As a limitation of this study, several factors which influence PTB could not be investigated due to a lack of reporting. These include previous PTB, pre-existing diseases, BMI, seasonal infection parameters, season-related living habits, religious affections (e.g., Muslims fasting during the Ramadan [28]), social customs (time of holidays, seasonal marriage), and economic and cultural factors [26]. The factors that were considered, all showed significant influence on PTB, with some having an effect stronger than that of the month of conception. These covariates, however, are known risk factors for PTB and our correction for them further strengthens the results found in this research. The reported effects of temperature and light exposure are expected to be influenced by artificial heating, cooling and lighting, which dampens their effect on the Dutch population.

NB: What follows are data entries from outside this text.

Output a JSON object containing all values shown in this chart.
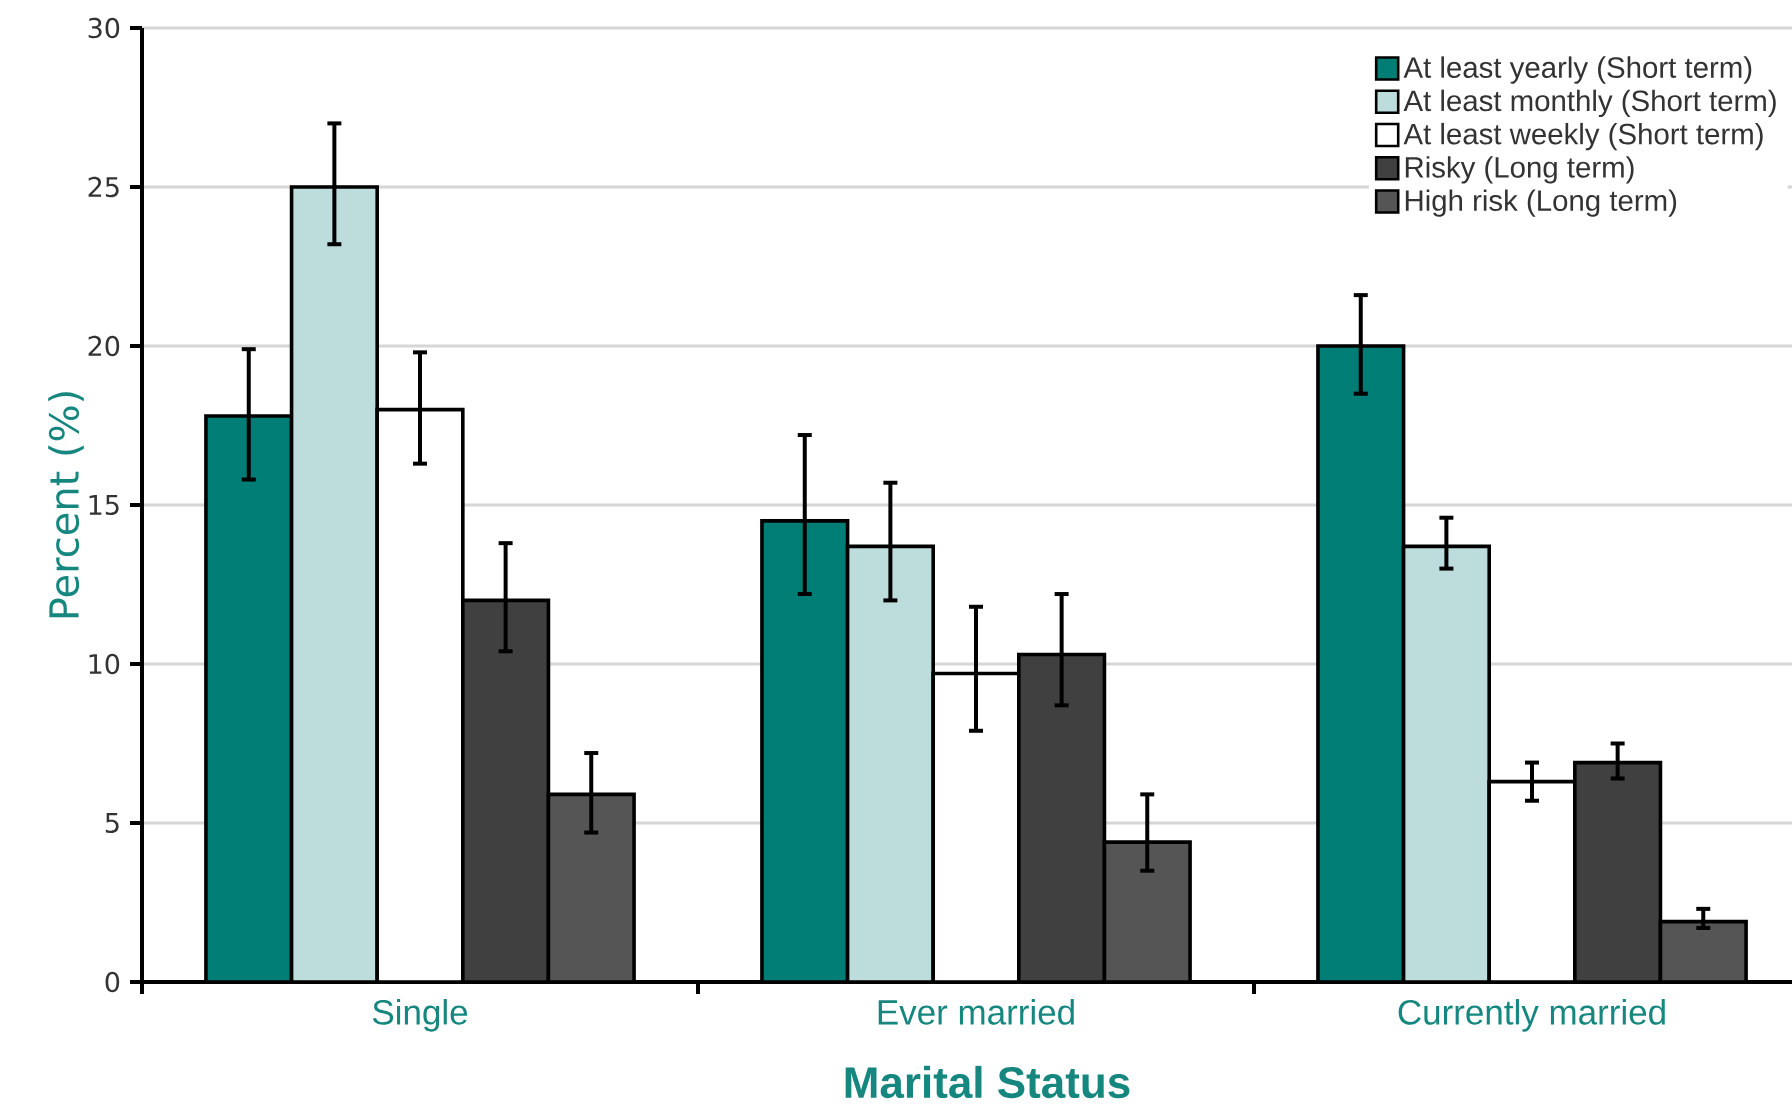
{
  "chart_data": {
    "type": "bar",
    "xlabel": "Marital Status",
    "ylabel": "Percent (%)",
    "categories": [
      "Single",
      "Ever married",
      "Currently married"
    ],
    "ylim": [
      0,
      30
    ],
    "yticks": [
      0,
      5,
      10,
      15,
      20,
      25,
      30
    ],
    "grid": "y",
    "legend": "top right",
    "series": [
      {
        "name": "At least yearly (Short term)",
        "color": "#007d75",
        "values": [
          17.8,
          14.5,
          20.0
        ],
        "errors": [
          [
            15.8,
            19.9
          ],
          [
            12.2,
            17.2
          ],
          [
            18.5,
            21.6
          ]
        ]
      },
      {
        "name": "At least monthly (Short term)",
        "color": "#bddcdc",
        "values": [
          25.0,
          13.7,
          13.7
        ],
        "errors": [
          [
            23.2,
            27.0
          ],
          [
            12.0,
            15.7
          ],
          [
            13.0,
            14.6
          ]
        ]
      },
      {
        "name": "At least weekly (Short term)",
        "color": "#ffffff",
        "values": [
          18.0,
          9.7,
          6.3
        ],
        "errors": [
          [
            16.3,
            19.8
          ],
          [
            7.9,
            11.8
          ],
          [
            5.7,
            6.9
          ]
        ]
      },
      {
        "name": "Risky (Long term)",
        "color": "#404040",
        "values": [
          12.0,
          10.3,
          6.9
        ],
        "errors": [
          [
            10.4,
            13.8
          ],
          [
            8.7,
            12.2
          ],
          [
            6.4,
            7.5
          ]
        ]
      },
      {
        "name": "High risk (Long term)",
        "color": "#555555",
        "values": [
          5.9,
          4.4,
          1.9
        ],
        "errors": [
          [
            4.7,
            7.2
          ],
          [
            3.5,
            5.9
          ],
          [
            1.7,
            2.3
          ]
        ]
      }
    ]
  }
}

Moreover, we were not able to account for obstetric management strategies (e.g., progesterone prophylaxis and cervical cerclage) proven to prolong pregnancy for women at risk for PTB, for instance those who had a previous PTB [7]. Protocols for obstetric management may vary between hospitals and years.

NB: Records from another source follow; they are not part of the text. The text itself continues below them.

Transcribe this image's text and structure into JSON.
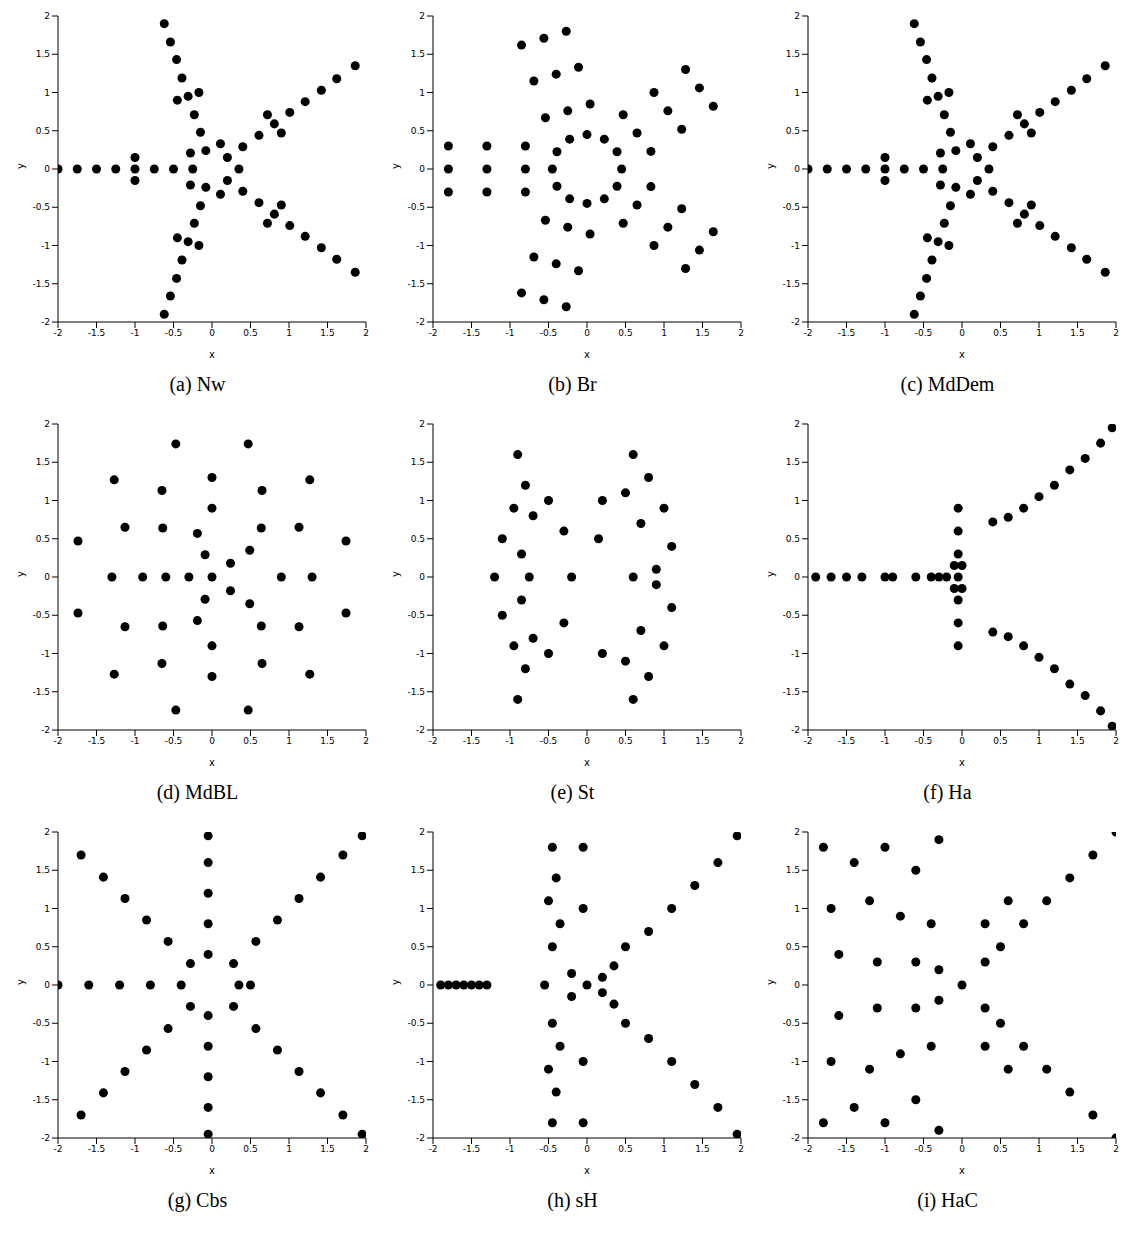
{
  "chart_data": [
    {
      "type": "scatter",
      "title": "(a) Nw",
      "x_label": "x",
      "y_label": "y",
      "color": "#000000",
      "marker": "dot",
      "grid": false,
      "xlim": [
        -2,
        2
      ],
      "ylim": [
        -2,
        2
      ],
      "xticks": [
        -2,
        -1.5,
        -1,
        -0.5,
        0,
        0.5,
        1,
        1.5,
        2
      ],
      "yticks": [
        -2,
        -1.5,
        -1,
        -0.5,
        0,
        0.5,
        1,
        1.5,
        2
      ],
      "x": [
        0.2,
        0.4,
        0.61,
        0.81,
        1.01,
        1.21,
        1.42,
        1.62,
        1.86,
        -0.08,
        -0.15,
        -0.23,
        -0.31,
        -0.39,
        -0.46,
        -0.54,
        -0.62,
        -0.25,
        -0.5,
        -0.75,
        -1,
        -1.25,
        -1.5,
        -1.75,
        -2,
        -0.08,
        -0.15,
        -0.23,
        -0.31,
        -0.39,
        -0.46,
        -0.54,
        -0.62,
        0.2,
        0.4,
        0.61,
        0.81,
        1.01,
        1.21,
        1.42,
        1.62,
        1.86,
        0.35,
        0.11,
        -0.28,
        -0.28,
        0.11,
        0.72,
        0.9,
        -0.45,
        -0.17,
        -1,
        -1,
        -0.45,
        -0.17,
        0.72,
        0.9
      ],
      "y": [
        0.15,
        0.29,
        0.44,
        0.59,
        0.74,
        0.88,
        1.03,
        1.18,
        1.35,
        0.24,
        0.48,
        0.71,
        0.95,
        1.19,
        1.43,
        1.66,
        1.9,
        0,
        0,
        0,
        0,
        0,
        0,
        0,
        0,
        -0.24,
        -0.48,
        -0.71,
        -0.95,
        -1.19,
        -1.43,
        -1.66,
        -1.9,
        -0.15,
        -0.29,
        -0.44,
        -0.59,
        -0.74,
        -0.88,
        -1.03,
        -1.18,
        -1.35,
        0,
        0.33,
        0.21,
        -0.21,
        -0.33,
        0.71,
        0.47,
        0.9,
        1,
        0.15,
        -0.15,
        -0.9,
        -1,
        -0.71,
        -0.47
      ]
    },
    {
      "type": "scatter",
      "title": "(b) Br",
      "x_label": "x",
      "y_label": "y",
      "color": "#000000",
      "marker": "dot",
      "grid": false,
      "xlim": [
        -2,
        2
      ],
      "ylim": [
        -2,
        2
      ],
      "xticks": [
        -2,
        -1.5,
        -1,
        -0.5,
        0,
        0.5,
        1,
        1.5,
        2
      ],
      "yticks": [
        -2,
        -1.5,
        -1,
        -0.5,
        0,
        0.5,
        1,
        1.5,
        2
      ],
      "x": [
        0.45,
        0.39,
        0.225,
        0,
        -0.225,
        -0.39,
        -0.45,
        -0.39,
        -0.225,
        0,
        0.225,
        0.39,
        0.65,
        1.05,
        1.46,
        0.47,
        0.83,
        0.87,
        1.23,
        1.28,
        1.64,
        -0.25,
        -0.4,
        -0.56,
        -0.54,
        0.04,
        -0.69,
        -0.11,
        -0.85,
        -0.27,
        -0.8,
        -1.3,
        -1.8,
        -0.8,
        -0.8,
        -1.3,
        -1.3,
        -1.8,
        -1.8,
        -0.25,
        -0.4,
        -0.56,
        -0.54,
        0.04,
        -0.69,
        -0.11,
        -0.85,
        -0.27,
        0.65,
        1.05,
        1.46,
        0.47,
        0.83,
        0.87,
        1.23,
        1.28,
        1.64
      ],
      "y": [
        0,
        0.225,
        0.39,
        0.45,
        0.39,
        0.225,
        0,
        -0.225,
        -0.39,
        -0.45,
        -0.39,
        -0.225,
        0.47,
        0.76,
        1.06,
        0.71,
        0.23,
        1,
        0.52,
        1.3,
        0.82,
        0.76,
        1.24,
        1.71,
        0.67,
        0.85,
        1.15,
        1.33,
        1.62,
        1.8,
        0,
        0,
        0,
        0.3,
        -0.3,
        0.3,
        -0.3,
        0.3,
        -0.3,
        -0.76,
        -1.24,
        -1.71,
        -0.67,
        -0.85,
        -1.15,
        -1.33,
        -1.62,
        -1.8,
        -0.47,
        -0.76,
        -1.06,
        -0.71,
        -0.23,
        -1,
        -0.52,
        -1.3,
        -0.82
      ]
    },
    {
      "type": "scatter",
      "title": "(c) MdDem",
      "x_label": "x",
      "y_label": "y",
      "color": "#000000",
      "marker": "dot",
      "grid": false,
      "xlim": [
        -2,
        2
      ],
      "ylim": [
        -2,
        2
      ],
      "xticks": [
        -2,
        -1.5,
        -1,
        -0.5,
        0,
        0.5,
        1,
        1.5,
        2
      ],
      "yticks": [
        -2,
        -1.5,
        -1,
        -0.5,
        0,
        0.5,
        1,
        1.5,
        2
      ],
      "x": [
        0.2,
        0.4,
        0.61,
        0.81,
        1.01,
        1.21,
        1.42,
        1.62,
        1.86,
        -0.08,
        -0.15,
        -0.23,
        -0.31,
        -0.39,
        -0.46,
        -0.54,
        -0.62,
        -0.25,
        -0.5,
        -0.75,
        -1,
        -1.25,
        -1.5,
        -1.75,
        -2,
        -0.08,
        -0.15,
        -0.23,
        -0.31,
        -0.39,
        -0.46,
        -0.54,
        -0.62,
        0.2,
        0.4,
        0.61,
        0.81,
        1.01,
        1.21,
        1.42,
        1.62,
        1.86,
        0.35,
        0.11,
        -0.28,
        -0.28,
        0.11,
        0.72,
        0.9,
        -0.45,
        -0.17,
        -1,
        -1,
        -0.45,
        -0.17,
        0.72,
        0.9
      ],
      "y": [
        0.15,
        0.29,
        0.44,
        0.59,
        0.74,
        0.88,
        1.03,
        1.18,
        1.35,
        0.24,
        0.48,
        0.71,
        0.95,
        1.19,
        1.43,
        1.66,
        1.9,
        0,
        0,
        0,
        0,
        0,
        0,
        0,
        0,
        -0.24,
        -0.48,
        -0.71,
        -0.95,
        -1.19,
        -1.43,
        -1.66,
        -1.9,
        -0.15,
        -0.29,
        -0.44,
        -0.59,
        -0.74,
        -0.88,
        -1.03,
        -1.18,
        -1.35,
        0,
        0.33,
        0.21,
        -0.21,
        -0.33,
        0.71,
        0.47,
        0.9,
        1,
        0.15,
        -0.15,
        -0.9,
        -1,
        -0.71,
        -0.47
      ]
    },
    {
      "type": "scatter",
      "title": "(d) MdBL",
      "x_label": "x",
      "y_label": "y",
      "color": "#000000",
      "marker": "dot",
      "grid": false,
      "xlim": [
        -2,
        2
      ],
      "ylim": [
        -2,
        2
      ],
      "xticks": [
        -2,
        -1.5,
        -1,
        -0.5,
        0,
        0.5,
        1,
        1.5,
        2
      ],
      "yticks": [
        -2,
        -1.5,
        -1,
        -0.5,
        0,
        0.5,
        1,
        1.5,
        2
      ],
      "x": [
        1.3,
        1.13,
        0.65,
        0,
        -0.65,
        -1.13,
        -1.3,
        -1.13,
        -0.65,
        0,
        0.65,
        1.13,
        1.74,
        1.27,
        0.47,
        -0.47,
        -1.27,
        -1.74,
        -1.74,
        -1.27,
        -0.47,
        0.47,
        1.27,
        1.74,
        0.9,
        0.64,
        0,
        -0.64,
        -0.9,
        -0.64,
        0,
        0.64,
        0.24,
        0.49,
        -0.09,
        -0.19,
        -0.3,
        -0.6,
        -0.09,
        -0.19,
        0.24,
        0.49,
        0
      ],
      "y": [
        0,
        0.65,
        1.13,
        1.3,
        1.13,
        0.65,
        0,
        -0.65,
        -1.13,
        -1.3,
        -1.13,
        -0.65,
        0.47,
        1.27,
        1.74,
        1.74,
        1.27,
        0.47,
        -0.47,
        -1.27,
        -1.74,
        -1.74,
        -1.27,
        -0.47,
        0,
        0.64,
        0.9,
        0.64,
        0,
        -0.64,
        -0.9,
        -0.64,
        0.18,
        0.35,
        0.29,
        0.57,
        0,
        0,
        -0.29,
        -0.57,
        -0.18,
        -0.35,
        0
      ]
    },
    {
      "type": "scatter",
      "title": "(e) St",
      "x_label": "x",
      "y_label": "y",
      "color": "#000000",
      "marker": "dot",
      "grid": false,
      "xlim": [
        -2,
        2
      ],
      "ylim": [
        -2,
        2
      ],
      "xticks": [
        -2,
        -1.5,
        -1,
        -0.5,
        0,
        0.5,
        1,
        1.5,
        2
      ],
      "yticks": [
        -2,
        -1.5,
        -1,
        -0.5,
        0,
        0.5,
        1,
        1.5,
        2
      ],
      "x": [
        -0.9,
        -0.8,
        -0.95,
        -0.7,
        -1.1,
        -0.85,
        -0.75,
        -1.2,
        -0.85,
        -1.1,
        -0.7,
        -0.95,
        -0.8,
        -0.9,
        -0.5,
        -0.5,
        -0.3,
        -0.3,
        0.6,
        0.8,
        0.5,
        1,
        0.7,
        1.1,
        0.9,
        0.6,
        0.9,
        1.1,
        0.7,
        1,
        0.5,
        0.8,
        0.6,
        0.2,
        0.2,
        0.15,
        -0.2
      ],
      "y": [
        1.6,
        1.2,
        0.9,
        0.8,
        0.5,
        0.3,
        0,
        0,
        -0.3,
        -0.5,
        -0.8,
        -0.9,
        -1.2,
        -1.6,
        1,
        -1,
        0.6,
        -0.6,
        1.6,
        1.3,
        1.1,
        0.9,
        0.7,
        0.4,
        0.1,
        0,
        -0.1,
        -0.4,
        -0.7,
        -0.9,
        -1.1,
        -1.3,
        -1.6,
        1,
        -1,
        0.5,
        0
      ]
    },
    {
      "type": "scatter",
      "title": "(f) Ha",
      "x_label": "x",
      "y_label": "y",
      "color": "#000000",
      "marker": "dot",
      "grid": false,
      "xlim": [
        -2,
        2
      ],
      "ylim": [
        -2,
        2
      ],
      "xticks": [
        -2,
        -1.5,
        -1,
        -0.5,
        0,
        0.5,
        1,
        1.5,
        2
      ],
      "yticks": [
        -2,
        -1.5,
        -1,
        -0.5,
        0,
        0.5,
        1,
        1.5,
        2
      ],
      "x": [
        -0.05,
        -0.05,
        -0.05,
        -0.05,
        -0.05,
        -0.05,
        -0.05,
        -0.1,
        0,
        -0.1,
        0,
        -1.9,
        -1.7,
        -1.5,
        -1.3,
        -1,
        -0.9,
        -0.6,
        -0.4,
        -0.3,
        -0.2,
        0.4,
        0.6,
        0.8,
        1,
        1.2,
        1.4,
        1.6,
        1.8,
        1.95,
        0.4,
        0.6,
        0.8,
        1,
        1.2,
        1.4,
        1.6,
        1.8,
        1.95
      ],
      "y": [
        0.9,
        0.6,
        0.3,
        0,
        -0.3,
        -0.6,
        -0.9,
        0.15,
        0.15,
        -0.15,
        -0.15,
        0,
        0,
        0,
        0,
        0,
        0,
        0,
        0,
        0,
        0,
        0.72,
        0.78,
        0.9,
        1.05,
        1.2,
        1.4,
        1.55,
        1.75,
        1.95,
        -0.72,
        -0.78,
        -0.9,
        -1.05,
        -1.2,
        -1.4,
        -1.55,
        -1.75,
        -1.95
      ]
    },
    {
      "type": "scatter",
      "title": "(g) Cbs",
      "x_label": "x",
      "y_label": "y",
      "color": "#000000",
      "marker": "dot",
      "grid": false,
      "xlim": [
        -2,
        2
      ],
      "ylim": [
        -2,
        2
      ],
      "xticks": [
        -2,
        -1.5,
        -1,
        -0.5,
        0,
        0.5,
        1,
        1.5,
        2
      ],
      "yticks": [
        -2,
        -1.5,
        -1,
        -0.5,
        0,
        0.5,
        1,
        1.5,
        2
      ],
      "x": [
        -0.4,
        -0.8,
        -1.2,
        -1.6,
        -2,
        -0.28,
        -0.57,
        -0.85,
        -1.13,
        -1.41,
        -1.7,
        -0.05,
        -0.05,
        -0.05,
        -0.05,
        -0.05,
        0.28,
        0.57,
        0.85,
        1.13,
        1.41,
        1.7,
        1.95,
        0.28,
        0.57,
        0.85,
        1.13,
        1.41,
        1.7,
        1.95,
        -0.05,
        -0.05,
        -0.05,
        -0.05,
        -0.05,
        -0.28,
        -0.57,
        -0.85,
        -1.13,
        -1.41,
        -1.7,
        0.35,
        0.5
      ],
      "y": [
        0,
        0,
        0,
        0,
        0,
        0.28,
        0.57,
        0.85,
        1.13,
        1.41,
        1.7,
        0.4,
        0.8,
        1.2,
        1.6,
        1.95,
        0.28,
        0.57,
        0.85,
        1.13,
        1.41,
        1.7,
        1.95,
        -0.28,
        -0.57,
        -0.85,
        -1.13,
        -1.41,
        -1.7,
        -1.95,
        -0.4,
        -0.8,
        -1.2,
        -1.6,
        -1.95,
        -0.28,
        -0.57,
        -0.85,
        -1.13,
        -1.41,
        -1.7,
        0,
        0
      ]
    },
    {
      "type": "scatter",
      "title": "(h) sH",
      "x_label": "x",
      "y_label": "y",
      "color": "#000000",
      "marker": "dot",
      "grid": false,
      "xlim": [
        -2,
        2
      ],
      "ylim": [
        -2,
        2
      ],
      "xticks": [
        -2,
        -1.5,
        -1,
        -0.5,
        0,
        0.5,
        1,
        1.5,
        2
      ],
      "yticks": [
        -2,
        -1.5,
        -1,
        -0.5,
        0,
        0.5,
        1,
        1.5,
        2
      ],
      "x": [
        -0.45,
        -0.4,
        -0.5,
        -0.35,
        -0.45,
        -0.45,
        -0.35,
        -0.5,
        -0.4,
        -0.45,
        -0.05,
        -0.05,
        -0.05,
        -0.05,
        0,
        0.2,
        0.2,
        -0.2,
        -0.2,
        0.35,
        0.35,
        -0.55,
        -1.9,
        -1.8,
        -1.7,
        -1.6,
        -1.5,
        -1.4,
        -1.3,
        0.5,
        0.8,
        1.1,
        1.4,
        1.7,
        1.95,
        0.5,
        0.8,
        1.1,
        1.4,
        1.7,
        1.95
      ],
      "y": [
        1.8,
        1.4,
        1.1,
        0.8,
        0.5,
        -0.5,
        -0.8,
        -1.1,
        -1.4,
        -1.8,
        1.8,
        1,
        -1,
        -1.8,
        0,
        0.1,
        -0.1,
        0.15,
        -0.15,
        0.25,
        -0.25,
        0,
        0,
        0,
        0,
        0,
        0,
        0,
        0,
        0.5,
        0.7,
        1,
        1.3,
        1.6,
        1.95,
        -0.5,
        -0.7,
        -1,
        -1.3,
        -1.6,
        -1.95
      ]
    },
    {
      "type": "scatter",
      "title": "(i) HaC",
      "x_label": "x",
      "y_label": "y",
      "color": "#000000",
      "marker": "dot",
      "grid": false,
      "xlim": [
        -2,
        2
      ],
      "ylim": [
        -2,
        2
      ],
      "xticks": [
        -2,
        -1.5,
        -1,
        -0.5,
        0,
        0.5,
        1,
        1.5,
        2
      ],
      "yticks": [
        -2,
        -1.5,
        -1,
        -0.5,
        0,
        0.5,
        1,
        1.5,
        2
      ],
      "x": [
        -1.8,
        -1.4,
        -1,
        -0.6,
        -0.3,
        -1.7,
        -1.2,
        -0.8,
        -0.4,
        -1.6,
        -1.1,
        -0.6,
        -0.3,
        -1.6,
        -1.1,
        -0.6,
        -0.3,
        -1.7,
        -1.2,
        -0.8,
        -0.4,
        -1.8,
        -1.4,
        -1,
        -0.6,
        -0.3,
        0,
        0.3,
        0.5,
        0.3,
        0.5,
        0.8,
        1.1,
        1.4,
        1.7,
        2,
        0.8,
        1.1,
        1.4,
        1.7,
        2,
        0.3,
        0.6,
        0.3,
        0.6
      ],
      "y": [
        1.8,
        1.6,
        1.8,
        1.5,
        1.9,
        1,
        1.1,
        0.9,
        0.8,
        0.4,
        0.3,
        0.3,
        0.2,
        -0.4,
        -0.3,
        -0.3,
        -0.2,
        -1,
        -1.1,
        -0.9,
        -0.8,
        -1.8,
        -1.6,
        -1.8,
        -1.5,
        -1.9,
        0,
        0.3,
        0.5,
        -0.3,
        -0.5,
        0.8,
        1.1,
        1.4,
        1.7,
        2,
        -0.8,
        -1.1,
        -1.4,
        -1.7,
        -2,
        0.8,
        1.1,
        -0.8,
        -1.1
      ]
    }
  ]
}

Lastly, the combination of several years might have induced biases, as lifestyle trends (e.g., the reduction in smoking) or administrative trends (e.g., improvement in quality of registration) may have influenced our results.

Conclusion

Pregnancies conceived in the Netherlands between January through June are associated with a higher risk of preterm birth than those conceived between July and December. Preterm birth shows a distinct peak in occurrence in December. There is no significant monthly variation in the preterm birth rate among women diagnosed with imminent preterm birth. Delivery >41 weeks of gestation exhibits significant variation over the month of birth, and is minimum in December. Ambient temperature and hours of sunlight were found to correlate negatively with the risk of preterm birth, while ambient relative humidity was found to correlate positively. These findings may be explained by increased uterine activity in the winter months, which may be a result of increased melatonin levels.

Supporting information

S1 Appendix. Seasonal peaks and nadirs in preterm birth per conception month and per birth month.

https://doi.org/10.1371/journal.pone.0324873.s001

(XLSX)

S2 Appendix. Model outputs for the Cox proportional hazard analyses.

https://doi.org/10.1371/journal.pone.0324873.s002

(DOCX)

Acknowledgments

The authors thank J. Dieleman – epidemiologist at the Máxima Medical Centre (MMC) - for her assistance in the statistical analyses and L. Broeders – epidemiologist at Perined – for her assistance in the data preparation.